Il faut que les enfants continuent à apprendre l’écriture cursive

La présidente de la Conférence des ministres allemands de l’éducation et des affaires culturelles (Kultusministerkonferenz, KMK), Mme Susanne Eisenmann a obtenu les documents d’une récolte de signatures pour la «Sauvegarde de l’écriture cursive». C’est une information de la Deutsche Sprachwelt (DSW) du 3 novembre 2017. 17'200 citoyens demandent à la KMK de faire de sorte que les écoles primaires continuent à enseigner l’écriture cursive. Devant le Landtag de Bade-Wurtemberg (Parlement du Land), les protecteurs de la langue ont déposé en main de Mme Eisenmann, sept gros classeurs remplis de listes de signatures. Mme Eisenmann est également la ministre de l’Education et des affaires culturelles du Bade-Wurtemberg.

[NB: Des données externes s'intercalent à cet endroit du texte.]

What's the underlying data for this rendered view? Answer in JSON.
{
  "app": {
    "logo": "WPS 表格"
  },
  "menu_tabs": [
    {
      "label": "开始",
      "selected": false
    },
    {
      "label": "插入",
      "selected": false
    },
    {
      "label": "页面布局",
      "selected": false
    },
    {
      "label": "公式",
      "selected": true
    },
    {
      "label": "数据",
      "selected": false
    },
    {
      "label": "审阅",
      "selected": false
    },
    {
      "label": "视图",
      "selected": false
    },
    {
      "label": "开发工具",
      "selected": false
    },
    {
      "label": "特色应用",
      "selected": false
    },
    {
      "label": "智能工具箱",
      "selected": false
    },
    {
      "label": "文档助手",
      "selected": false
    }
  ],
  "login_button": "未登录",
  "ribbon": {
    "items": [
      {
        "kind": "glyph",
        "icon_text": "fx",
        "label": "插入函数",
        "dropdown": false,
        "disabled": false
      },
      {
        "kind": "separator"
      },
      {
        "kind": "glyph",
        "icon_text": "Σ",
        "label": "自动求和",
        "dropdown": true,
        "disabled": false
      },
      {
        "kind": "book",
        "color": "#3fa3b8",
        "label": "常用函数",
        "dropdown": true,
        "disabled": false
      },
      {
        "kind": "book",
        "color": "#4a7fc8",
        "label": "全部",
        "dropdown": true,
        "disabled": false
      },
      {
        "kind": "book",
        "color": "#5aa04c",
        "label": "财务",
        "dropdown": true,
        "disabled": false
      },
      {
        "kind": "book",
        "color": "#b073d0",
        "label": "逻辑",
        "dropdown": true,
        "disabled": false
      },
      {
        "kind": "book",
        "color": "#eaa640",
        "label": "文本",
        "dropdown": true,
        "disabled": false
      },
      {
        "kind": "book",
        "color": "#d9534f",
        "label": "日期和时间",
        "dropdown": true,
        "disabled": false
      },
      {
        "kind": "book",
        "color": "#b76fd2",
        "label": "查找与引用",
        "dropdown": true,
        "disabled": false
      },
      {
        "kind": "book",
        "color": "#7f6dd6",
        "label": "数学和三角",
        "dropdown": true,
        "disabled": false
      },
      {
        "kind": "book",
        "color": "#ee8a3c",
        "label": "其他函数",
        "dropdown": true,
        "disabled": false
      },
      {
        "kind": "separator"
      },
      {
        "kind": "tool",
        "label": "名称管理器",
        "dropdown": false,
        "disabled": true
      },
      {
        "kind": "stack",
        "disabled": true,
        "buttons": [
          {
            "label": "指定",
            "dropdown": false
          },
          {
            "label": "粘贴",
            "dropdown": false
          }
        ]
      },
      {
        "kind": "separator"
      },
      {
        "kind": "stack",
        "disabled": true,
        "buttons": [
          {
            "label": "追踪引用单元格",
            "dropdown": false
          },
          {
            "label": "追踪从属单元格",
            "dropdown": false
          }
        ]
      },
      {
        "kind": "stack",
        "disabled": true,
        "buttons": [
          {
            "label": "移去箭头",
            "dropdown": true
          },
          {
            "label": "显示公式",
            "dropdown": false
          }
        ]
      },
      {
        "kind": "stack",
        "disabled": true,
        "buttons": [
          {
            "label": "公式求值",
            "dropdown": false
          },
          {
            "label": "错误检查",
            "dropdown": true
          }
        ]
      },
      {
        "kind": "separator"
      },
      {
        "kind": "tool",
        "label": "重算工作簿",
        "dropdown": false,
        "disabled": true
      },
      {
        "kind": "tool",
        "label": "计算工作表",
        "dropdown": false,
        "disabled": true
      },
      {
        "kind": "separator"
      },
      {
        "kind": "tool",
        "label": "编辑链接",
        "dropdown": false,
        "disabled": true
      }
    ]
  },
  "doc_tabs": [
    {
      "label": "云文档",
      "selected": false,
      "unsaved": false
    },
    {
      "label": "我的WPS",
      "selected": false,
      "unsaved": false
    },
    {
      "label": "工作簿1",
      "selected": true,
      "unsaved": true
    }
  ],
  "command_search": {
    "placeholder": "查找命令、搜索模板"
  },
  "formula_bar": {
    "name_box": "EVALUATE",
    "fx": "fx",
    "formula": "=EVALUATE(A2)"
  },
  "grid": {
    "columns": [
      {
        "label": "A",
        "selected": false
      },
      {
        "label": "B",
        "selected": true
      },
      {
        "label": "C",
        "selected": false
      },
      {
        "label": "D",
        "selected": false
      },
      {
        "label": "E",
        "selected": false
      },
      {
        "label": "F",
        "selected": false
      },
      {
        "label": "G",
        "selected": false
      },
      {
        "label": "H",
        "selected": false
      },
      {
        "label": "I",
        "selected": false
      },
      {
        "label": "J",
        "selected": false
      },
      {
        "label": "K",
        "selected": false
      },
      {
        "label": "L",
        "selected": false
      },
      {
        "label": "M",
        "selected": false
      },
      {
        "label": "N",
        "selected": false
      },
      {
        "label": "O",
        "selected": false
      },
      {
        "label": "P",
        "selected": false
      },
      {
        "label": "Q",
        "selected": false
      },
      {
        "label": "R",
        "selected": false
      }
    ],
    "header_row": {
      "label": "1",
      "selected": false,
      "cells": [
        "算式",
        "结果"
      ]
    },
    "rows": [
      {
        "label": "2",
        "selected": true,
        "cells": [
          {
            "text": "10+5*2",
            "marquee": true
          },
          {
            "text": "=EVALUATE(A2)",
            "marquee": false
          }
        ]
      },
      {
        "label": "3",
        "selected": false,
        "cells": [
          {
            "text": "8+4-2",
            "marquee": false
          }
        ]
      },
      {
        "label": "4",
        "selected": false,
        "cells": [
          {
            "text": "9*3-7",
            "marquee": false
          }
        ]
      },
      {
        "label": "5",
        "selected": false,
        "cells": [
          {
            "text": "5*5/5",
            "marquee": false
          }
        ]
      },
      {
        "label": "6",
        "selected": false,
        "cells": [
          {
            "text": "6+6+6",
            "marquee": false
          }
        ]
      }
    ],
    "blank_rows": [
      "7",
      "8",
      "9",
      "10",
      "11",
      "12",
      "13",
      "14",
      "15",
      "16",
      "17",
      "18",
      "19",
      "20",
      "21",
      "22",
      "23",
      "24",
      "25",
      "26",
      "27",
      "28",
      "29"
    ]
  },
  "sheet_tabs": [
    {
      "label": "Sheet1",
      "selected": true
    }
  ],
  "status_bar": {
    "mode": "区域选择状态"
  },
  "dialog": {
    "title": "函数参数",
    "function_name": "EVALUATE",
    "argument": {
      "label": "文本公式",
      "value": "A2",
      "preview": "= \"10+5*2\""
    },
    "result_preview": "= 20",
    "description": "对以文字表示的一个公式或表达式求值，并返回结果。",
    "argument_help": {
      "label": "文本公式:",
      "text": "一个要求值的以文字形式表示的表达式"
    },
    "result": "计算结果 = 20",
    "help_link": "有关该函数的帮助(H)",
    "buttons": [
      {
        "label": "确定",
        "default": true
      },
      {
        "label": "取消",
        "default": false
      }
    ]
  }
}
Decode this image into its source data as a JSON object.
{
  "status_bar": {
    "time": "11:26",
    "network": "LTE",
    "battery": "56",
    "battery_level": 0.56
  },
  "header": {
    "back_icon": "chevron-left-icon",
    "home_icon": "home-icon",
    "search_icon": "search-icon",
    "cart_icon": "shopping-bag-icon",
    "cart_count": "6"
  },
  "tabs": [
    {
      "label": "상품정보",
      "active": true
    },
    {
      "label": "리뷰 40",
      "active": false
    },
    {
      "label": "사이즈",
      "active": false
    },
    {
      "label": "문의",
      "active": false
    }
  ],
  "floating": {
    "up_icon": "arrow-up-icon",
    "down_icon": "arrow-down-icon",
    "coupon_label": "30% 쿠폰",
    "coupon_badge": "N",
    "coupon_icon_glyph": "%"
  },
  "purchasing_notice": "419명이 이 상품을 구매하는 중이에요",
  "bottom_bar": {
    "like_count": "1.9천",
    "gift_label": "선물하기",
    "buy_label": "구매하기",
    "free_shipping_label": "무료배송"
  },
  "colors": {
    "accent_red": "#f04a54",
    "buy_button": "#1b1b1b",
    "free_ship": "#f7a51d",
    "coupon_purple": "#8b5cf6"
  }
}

Action «Rettet die Schreibschrift»[Sauvegarde de l'écriture cursive]: Les signatures récoltées ont été remises à la ministre de la culture et de l'éducation Susanne Eisenmann. De gauche à droite: Wolfgang Hildebrandt (Aktion Deutsche Sprache), Thomas Paulwitz (Deutsche Sprachwelt), Susanne Eisenmann et Pr Uta Seewald-Heeg (Neue Fruchtbringende Gesellschaft). (Photo dsw)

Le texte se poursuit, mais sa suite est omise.